Ok heres my story. I been with my boyfriend for 2 years and we get on fine , no arguments BUT he does not pay me much attention, hardly any at all. I am starting to feel lonely, resentful towards him and seriously bored with this relationship, i also think my feelings are slowly drifting away. He is a serious xbox 360 addict and has been for years even before i met him but if i had of known it was going to be like this i wouldnt even bother. He does not work, does not even try to look for work often, sleeps in till the afternoon, goes to bed at ridiculous times in the early hours. I have been job hunting, and applied for college aswell just waiting to hear back from them by post. I forgot to mention we live together. He does make an effort maybe once every 3 weeks but its not enough he will be on his xbox from the moment he wakes up to the moment he goes to sleep, his friends come along to join him aswell and they just sit around all day and night playing games and I dont get even spoken to it is like i am invisible.
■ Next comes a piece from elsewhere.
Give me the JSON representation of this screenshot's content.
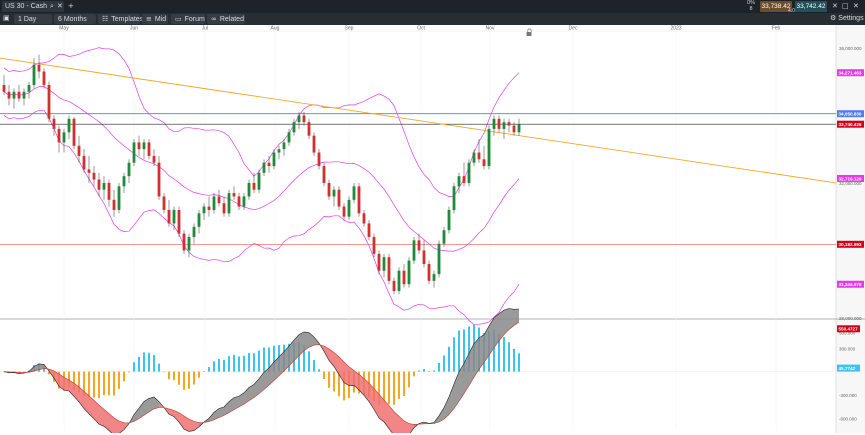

Trying to find a new place to live but keep thinking should i really move to the same area or is it just a waste of time and move to another area we wouldnt be miles away but i still feel maybe its a waste of time moving close because i think what if i leave him i dont like change i dont like bumping into ex's i just want to be far away from them which would mean moving again and that takes time. i have someone who has offered a property swap with me but thats like 3 minutes away from where my boyfriend lives. un sure of what to do but i know one thing i am getting seriously fed up and depressed. feel so sad. even when he wakes up he doesnt give me a hug in bed anymore he just gets up and goes straight to xbox. he smokes weed aswell

Thanks for reading, sorry it's a long story had to get it all out though.

Last edited by cryingforever; 01-06-2011 at 10:09 PM.